Dr. Robert M. Wachter, a professor of medicine at the University of California, San Francisco, and a national leader in patient safety, recently published two critiques of the safety movement, one in Health Affairs and one in The New England Journal of Medicine. Both urge physicians to begin acknowledging their individual roles in medical errors. “A blame-free culture carries its own safety risks,” he writes. “As we enter the second decade of the safety movement, while the science regarding improving systems must continue to mature, the urgency of the task also demands that we stop averting our eyes from the need to balance ‘no blame’ and accountability.”

I spoke to Dr. Wachter recently about his assessment of the patient safety movement, the need for increased accountability and the impact of some of these changes on the patient-doctor relationship.

Q. In one of your critiques, you give the patient safety movement a grade of “B–,” a modest improvement over the “C+” you gave five years ago. How would you have graded patient safety 10 years ago when the Institute of Medicine report was published?

A. I would have given it a “D–.” Ten years ago, safety happened almost randomly; you happened to have good people or you got lucky. But 10 years is not a long time, and I’ve been extraordinarily impressed with the progress so far.

That being said, when my kids come home with a “B–,” they all get a talking to.

Q. What is a major patient safety area that still needs to be addressed?

A. Ten years ago, we approached patient safety as a series of system flaws; we believed that most errors were committed by good competent people doing something no more complicated than forgetting a cellphone. But in the last few years some of us in the patient safety field have begun to feel uneasy about that approach. When there are reasonably safe standards available, what do you do when people simply don’t adhere to them?
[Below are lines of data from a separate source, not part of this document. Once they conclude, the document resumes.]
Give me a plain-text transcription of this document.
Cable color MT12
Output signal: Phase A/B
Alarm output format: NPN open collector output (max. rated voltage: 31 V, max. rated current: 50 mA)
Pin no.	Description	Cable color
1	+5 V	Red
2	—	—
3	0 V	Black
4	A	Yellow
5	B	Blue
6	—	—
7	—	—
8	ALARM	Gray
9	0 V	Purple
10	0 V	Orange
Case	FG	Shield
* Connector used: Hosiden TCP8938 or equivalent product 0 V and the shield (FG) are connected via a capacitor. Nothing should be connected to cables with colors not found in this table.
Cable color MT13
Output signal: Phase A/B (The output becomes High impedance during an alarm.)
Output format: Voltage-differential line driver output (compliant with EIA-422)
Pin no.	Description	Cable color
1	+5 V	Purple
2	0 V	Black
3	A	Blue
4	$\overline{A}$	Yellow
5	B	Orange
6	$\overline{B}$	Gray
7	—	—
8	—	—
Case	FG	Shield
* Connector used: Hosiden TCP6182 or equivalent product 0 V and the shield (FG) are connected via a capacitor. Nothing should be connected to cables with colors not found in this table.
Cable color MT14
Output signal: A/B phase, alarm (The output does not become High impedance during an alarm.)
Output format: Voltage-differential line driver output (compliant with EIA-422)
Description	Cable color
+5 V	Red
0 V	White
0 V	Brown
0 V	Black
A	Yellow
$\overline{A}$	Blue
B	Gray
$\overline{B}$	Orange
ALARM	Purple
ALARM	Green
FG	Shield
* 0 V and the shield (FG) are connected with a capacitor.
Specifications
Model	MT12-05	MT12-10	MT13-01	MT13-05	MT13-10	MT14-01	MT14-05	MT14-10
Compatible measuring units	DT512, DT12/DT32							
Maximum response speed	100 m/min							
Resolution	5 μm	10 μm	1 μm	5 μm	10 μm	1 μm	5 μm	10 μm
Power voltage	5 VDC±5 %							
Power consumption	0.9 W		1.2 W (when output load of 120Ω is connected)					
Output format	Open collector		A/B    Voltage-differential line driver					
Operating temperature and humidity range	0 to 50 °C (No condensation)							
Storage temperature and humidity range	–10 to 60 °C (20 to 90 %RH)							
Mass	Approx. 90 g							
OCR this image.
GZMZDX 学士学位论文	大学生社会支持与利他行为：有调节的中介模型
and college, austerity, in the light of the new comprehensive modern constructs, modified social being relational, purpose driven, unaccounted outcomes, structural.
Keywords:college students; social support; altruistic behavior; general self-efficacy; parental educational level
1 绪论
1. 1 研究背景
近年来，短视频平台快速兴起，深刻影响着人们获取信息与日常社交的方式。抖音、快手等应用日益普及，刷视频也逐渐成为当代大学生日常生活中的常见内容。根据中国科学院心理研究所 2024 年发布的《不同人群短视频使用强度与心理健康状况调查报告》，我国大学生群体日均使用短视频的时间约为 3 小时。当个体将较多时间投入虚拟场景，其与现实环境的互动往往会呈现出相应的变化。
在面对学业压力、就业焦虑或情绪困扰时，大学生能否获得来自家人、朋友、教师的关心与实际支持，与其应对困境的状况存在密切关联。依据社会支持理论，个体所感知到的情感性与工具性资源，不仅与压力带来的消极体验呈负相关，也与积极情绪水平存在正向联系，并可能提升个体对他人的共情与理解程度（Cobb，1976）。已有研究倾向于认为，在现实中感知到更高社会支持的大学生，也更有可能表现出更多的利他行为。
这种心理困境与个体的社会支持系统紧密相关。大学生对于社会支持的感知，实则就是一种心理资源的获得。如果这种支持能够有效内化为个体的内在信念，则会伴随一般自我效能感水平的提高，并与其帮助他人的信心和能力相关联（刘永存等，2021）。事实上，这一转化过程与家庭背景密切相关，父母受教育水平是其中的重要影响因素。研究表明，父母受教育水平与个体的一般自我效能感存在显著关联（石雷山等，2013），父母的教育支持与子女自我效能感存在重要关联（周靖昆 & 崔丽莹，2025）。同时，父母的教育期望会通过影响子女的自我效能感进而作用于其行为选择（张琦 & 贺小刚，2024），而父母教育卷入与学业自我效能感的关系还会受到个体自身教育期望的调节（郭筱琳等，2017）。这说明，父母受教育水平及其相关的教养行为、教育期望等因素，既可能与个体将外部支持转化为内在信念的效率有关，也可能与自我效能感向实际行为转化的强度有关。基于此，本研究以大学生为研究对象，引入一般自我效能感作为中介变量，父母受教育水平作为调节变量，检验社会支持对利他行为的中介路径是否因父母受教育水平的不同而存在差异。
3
At some point, it’s no longer a “systems problem.”

Q. In one of your articles, you use the example of hand hygiene to illustrate your point.

A. Hand hygiene seemed like a good place to start studying how we might find a new balance between “no blame” and accountability. We know that this particular problem can be morbid, sometimes fatal, and that the systems issues, such as the availability of sanitizing gel dispensers in hospitals, have by and large been fixed. But even with those changes in place, few health care systems have had sustainable rates of hand hygiene over 80 percent. We have not achieved the rate we would expect of ourselves, and that our patients would expect.

Most hospitals and health care organizations are starting to step up to the idea of individual accountability, but in very haphazard ways. For instance, I can lose my hospital privileges if I fail to sign a dictated discharge summary or operative note. But if I don’t clean my hands for the next 10 years, nothing will happen to me.

One of the fundamental problems of safety is embedded in this example. We operate in an environment where there are regulatory sticks and payment incentives; and in this particular example, it’s difficult to submit to an insurer if the doctor hasn’t signed off. When there’s money at stake, organizations get motivated enough to stop being too fuzzy.